GF Fathers Day Brunch
Sensitive Sweets Cinnamon French Toast
·8 slices of Sensitive Sweets cinnamon gluten-free bread
- ·4 beaten eggs
- ·1/2 - 3/4 cup milk (rice milk or coconut milk)
- ·1 teaspoon sugar or honey
- ·1 teaspoon vanilla extract
- ·Grapeseed or Canola oil for frying
- ·1 tablespoon powdered sugar for dusting
Preparation: Combine eggs, milk, sugar, salt and vanilla in a shallow bowl and whisk until thoroughly blended. Dip slices of homemade breakfast bread in the egg mixture. Allow both sides of bread to soak up as much egg mixture as it will hold. Heat oil on medium high in a large, heavy skillet and fry coated bread slices. When golden brown, flip and cook second side until golden brown. Serve with butter and a dusting of powdered sugar.

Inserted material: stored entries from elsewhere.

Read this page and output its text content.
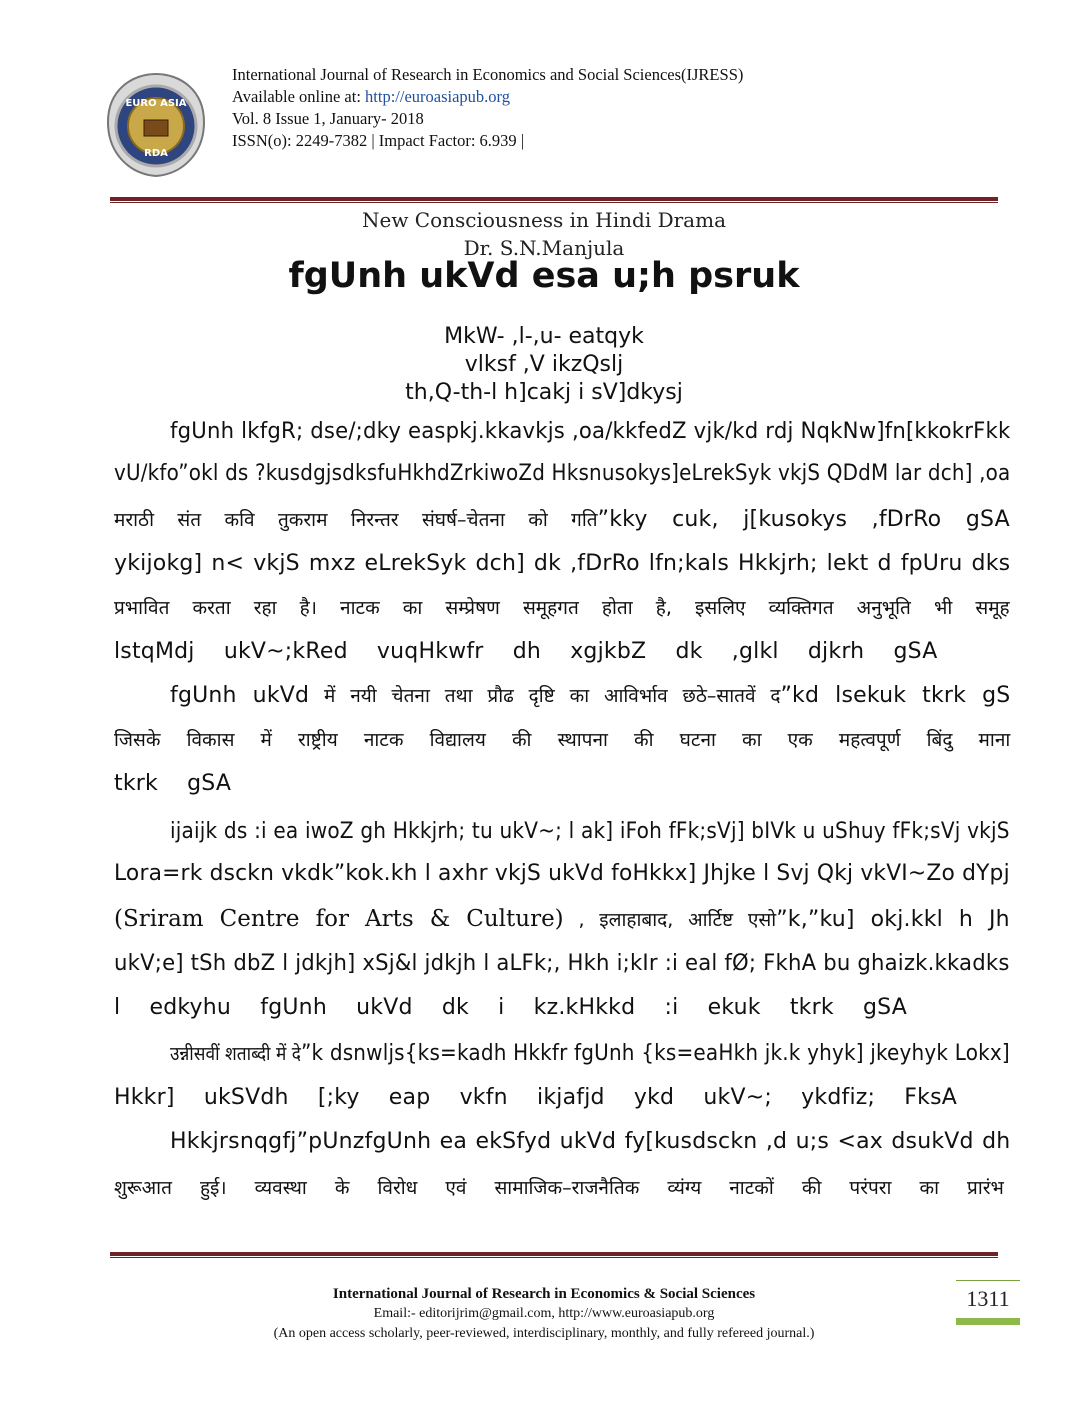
EURO ASIA
RDA
International Journal of Research in Economics and Social Sciences(IJRESS)
Available online at: http://euroasiapub.org
Vol. 8 Issue 1, January- 2018
ISSN(o): 2249-7382 | Impact Factor: 6.939 |
New Consciousness in Hindi Drama
Dr. S.N.Manjula
fgUnh ukVd esa u;h psruk
MkW- ,l-,u- eatqyk
vlksf ,V ikzQslj
th,Q-th-l h]cakj i sV]dkysj
fgUnh lkfgR; dse/;dky easpkj.kkavkjs ,oa/kkfedZ vjk/kd rdj NqkNw]fn[kkokrFkk
vU/kfo”okl ds ?kusdgjsdksfuHkhdZrkiwoZd Hksnusokys]eLrekSyk vkjS QDdM lar dch] ,oa
मराठी संत कवि तुकराम निरन्तर संघर्ष–चेतना को गति”kky cuk, j[kusokys ,fDrRo gSA
ykijokg] n< vkjS mxz eLrekSyk dch] dk ,fDrRo lfn;kals Hkkjrh; lekt d fpUru dks
प्रभावित करता रहा है। नाटक का सम्प्रेषण समूहगत होता है, इसलिए व्यक्तिगत अनुभूति भी समूह
lstqMdj ukV~;kRed vuqHkwfr dh xgjkbZ dk ,glkl djkrh gSA
fgUnh ukVd में नयी चेतना तथा प्रौढ दृष्टि का आविर्भाव छठे–सातवें द”kd lsekuk tkrk gS
जिसके विकास में राष्ट्रीय नाटक विद्यालय की स्थापना की घटना का एक महत्वपूर्ण बिंदु माना
tkrk gSA
ijaijk ds :i ea iwoZ gh Hkkjrh; tu ukV~; l ak] iFoh fFk;sVj] bIVk u uShuy fFk;sVj vkjS
Lora=rk dsckn vkdk”kok.kh l axhr vkjS ukVd foHkkx] Jhjke l Svj Qkj vkVI~Zo dYpj
(Sriram Centre for Arts & Culture) , इलाहाबाद, आर्टिष्ट एसो”k,”ku] okj.kkl h Jh
ukV;e] tSh dbZ l jdkjh] xSj&l jdkjh l aLFk;, Hkh i;kIr :i eal fØ; FkhA bu ghaizk.kkadks
l edkyhu fgUnh ukVd dk i kz.kHkkd :i ekuk tkrk gSA
उन्नीसवीं शताब्दी में दे”k dsnwljs{ks=kadh Hkkfr fgUnh {ks=eaHkh jk.k yhyk] jkeyhyk Lokx]
Hkkr] ukSVdh [;ky eap vkfn ikjafjd ykd ukV~; ykdfiz; FksA
Hkkjrsnqgfj”pUnzfgUnh ea ekSfyd ukVd fy[kusdsckn ,d u;s <ax dsukVd dh
शुरूआत हुई। व्यवस्था के विरोध एवं सामाजिक–राजनैतिक व्यंग्य नाटकों की परंपरा का प्रारंभ
International Journal of Research in Economics & Social Sciences
Email:- editorijrim@gmail.com, http://www.euroasiapub.org
(An open access scholarly, peer-reviewed, interdisciplinary, monthly, and fully refereed journal.)
1311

- Chicken-Apple Sausage Patties
- 2 teaspoons olive oil
- 1 small onion, diced
- 1 medium sweet apple, such as Gala or Honeycrisp, peeled and diced
- 1 pound ground organic chicken or turkey
- 1 tablespoon finely chopped fresh sage
- 1 tablespoon packed light brown sugar
- 1/2 teaspoon fennel fennel seed, chopped
- 3/4 teaspoon salt
- 1/4 teaspoon freshly ground pepper
- Heat oil in a large nonstick skillet over medium heat. Add onion and cook, stirring, until beginning to soften, about 2 minutes. Add apples and cook, stirring, 2 more minutes. Transfer to a large bowl and cool for 5 minutes. Wipe out the pan.
- Add chicken, sage, sugar, fennel, salt and pepper to the bowl with the apples and onions. Gently mix to combine.
- Generously coat the pan with cooking spray and heat over medium. Using a 1/3-cup measure, scoop 4 portions of the sausage mixture into pan, flattening each into a 3-inch patty. Cook until the patties are browned and cooked through, about 3 minutes per side, adjusting the heat as necessary to prevent burning. Coat the pan with cooking spray again and repeat with remaining sausage mixture.